This says: any workload running in the payments namespace with the payment-service service account on an attested node gets the SPIFFE ID spiffe://prod/services/payment-api. The Agent verifies the namespace and service account from the kubelet. No human had to hand the payment service a credential. It proves its identity by where it is running.

SPIRE workload attestation flow showing how a process requests an SVID from the SPIRE Agent, which attests the workload and returns a signed X.509 certificate

SPIFFE Federation: Identity Across Clusters and Clouds

Single-cluster SPIFFE is useful. Multi-cluster SPIFFE is where the architecture gets genuinely powerful.

In a realistic production environment in 2026, you have multiple Kubernetes clusters across multiple cloud providers, probably some VMs in a colocation facility, and maybe some on-premises workloads behind a Direct Connect or ExpressRoute link. Each cluster might have its own SPIRE deployment and its own trust domain. The question is: how does a service in spiffe://aws-prod trust a certificate from spiffe://gcp-prod?

The answer is SPIFFE federation. Each SPIRE Server exposes a bundle endpoint, an HTTPS endpoint that publishes its trust bundle (the set of public keys needed to verify SVIDs from that trust domain). When you configure federation between two trust domains, each SPIRE Server periodically fetches the other’s trust bundle and caches it. Now when a service in AWS presents its certificate to a service in GCP, the GCP-side verifier can check the certificate against the AWS trust bundle it fetched and confirm the identity.

This is the primitive that makes true multi-cloud zero trust security work without a shared secrets manager or a central identity provider that becomes a single point of failure. Federation is point-to-point between trust domains, and each domain controls what it trusts. You can federate with a partner organization’s SPIRE deployment and issue temporary identities for cross-organizational API access with no password exchange at all.

For teams running their own service mesh, SPIRE can serve as the upstream certificate authority. You configure Istio’s cert-manager to use the SPIRE Server’s CA instead of Istio’s built-in CA. Now all the mTLS certificates Istio issues for your pods carry SPIFFE IDs and are part of your unified identity system, rather than an Istio-internal PKI that does not interoperate with anything outside the mesh. For services outside the mesh that still need TLS, combining SPIRE with cert-manager and an internal CA gives you a complete certificate lifecycle story: SPIFFE SVIDs for pod-to-pod mTLS and cert-manager for explicit service certificates, both rooted in the same trust hierarchy.
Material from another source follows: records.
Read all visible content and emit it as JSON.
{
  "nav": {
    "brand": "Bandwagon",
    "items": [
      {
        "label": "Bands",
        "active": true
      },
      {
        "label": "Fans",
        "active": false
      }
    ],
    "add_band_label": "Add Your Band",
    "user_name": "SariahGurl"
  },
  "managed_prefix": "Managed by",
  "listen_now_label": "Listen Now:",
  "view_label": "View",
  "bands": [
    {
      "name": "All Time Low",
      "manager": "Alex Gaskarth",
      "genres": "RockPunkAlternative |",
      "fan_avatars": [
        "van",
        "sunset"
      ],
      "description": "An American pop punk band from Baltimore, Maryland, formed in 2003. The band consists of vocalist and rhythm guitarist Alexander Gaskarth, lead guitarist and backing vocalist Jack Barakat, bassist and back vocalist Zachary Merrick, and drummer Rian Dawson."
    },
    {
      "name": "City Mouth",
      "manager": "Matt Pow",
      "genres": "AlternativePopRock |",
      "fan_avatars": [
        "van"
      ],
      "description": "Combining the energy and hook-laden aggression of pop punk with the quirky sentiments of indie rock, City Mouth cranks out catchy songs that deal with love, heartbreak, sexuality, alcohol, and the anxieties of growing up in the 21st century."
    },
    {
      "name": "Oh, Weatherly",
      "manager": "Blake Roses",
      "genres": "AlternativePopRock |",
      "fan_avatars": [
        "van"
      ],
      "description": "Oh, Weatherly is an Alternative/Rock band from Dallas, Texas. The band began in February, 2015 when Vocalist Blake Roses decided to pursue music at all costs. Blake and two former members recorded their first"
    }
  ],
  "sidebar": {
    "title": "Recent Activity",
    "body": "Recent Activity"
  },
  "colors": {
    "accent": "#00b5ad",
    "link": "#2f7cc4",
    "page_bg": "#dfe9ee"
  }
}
SPIFFE federation diagram showing trust bundle exchange between two SPIRE deployments in different cloud environments enabling cross-cloud mTLS

SPIFFE for AI Agents: The 2026 Use Case

One of the most relevant developments in 2026 is the application of SPIFFE to non-human identities beyond traditional microservices: specifically, AI agents.

I have spent the last year working with teams building agentic AI systems in production. The identity problem shows up immediately. An AI agent needs to call a database, query an internal API, write to blob storage. How does it authenticate? The naive answer is: give it a service account key or an API token. That works for exactly one cluster in one cloud provider. The moment your agent spans environments, you are back to the credential distribution problem.

HashiCorp Vault has published guidance on using SPIFFE for AI agent identity. The approach is exactly what you would expect: the agent runtime (KubeRay, Temporal, a custom container) is attested by SPIRE just like any other workload. It gets a SPIFFE ID: spiffe://prod/agents/customer-support-v2. That SPIFFE ID maps to permissions in Vault via Vault’s SPIFFE auth method. The agent calls Vault to get a short-lived database token, never handling a long-lived credential.

When securing AI agents against prompt injection and tool misuse, the identity layer matters enormously. If an agent can only call the tools its SPIFFE ID is authorized to call, and that authorization is enforced by a cryptographically verified identity, the blast radius of a compromised or hijacked agent is dramatically reduced. An agent cannot suddenly start calling the billing API if its SPIFFE-based authorization does not include it.

The same logic applies to CI/CD pipelines. GitHub Actions OIDC is a form of workload identity, and it works well for AWS and GCP. But for multi-cloud pipelines or self-hosted runners, SPIFFE gives you a universal mechanism that is not tied to any cloud provider’s identity system. You can read more about the cloud-provider-specific approaches in our workload identity federation article, but SPIFFE fills the gap where those approaches stop working.

SPIRE vs. Cloud-Native Workload Identity

I get this question on every engagement: “We already have IRSA for EKS and GKE Workload Identity. Why would we add SPIRE?”

The honest answer: if you are running a single Kubernetes cluster on a single cloud provider and your services only talk to other services in that cluster and that cloud’s managed services, the cloud-native workload identity system is probably sufficient. IRSA for EKS, GKE Workload Identity, and Azure Workload Identity are simpler to operate and are managed by the cloud provider. They are the right choice for most single-cloud, single-cluster deployments.

SPIRE earns its operational overhead when:

You run services across multiple Kubernetes clusters and need those services to authenticate to each other without a shared secrets manager in between. Federation solves this cleanly.

You have workloads on VMs or bare metal alongside Kubernetes. Cloud-native workload identity only covers workloads running in the managed Kubernetes control plane. SPIRE covers everything.

You need to issue identities to AI agents or other non-Kubernetes workloads that need to authenticate across your entire infrastructure, not just to a specific cloud’s services.

You have on-premises workloads behind a hybrid cloud connection that need to participate in your zero-trust network without cloud-native identity systems.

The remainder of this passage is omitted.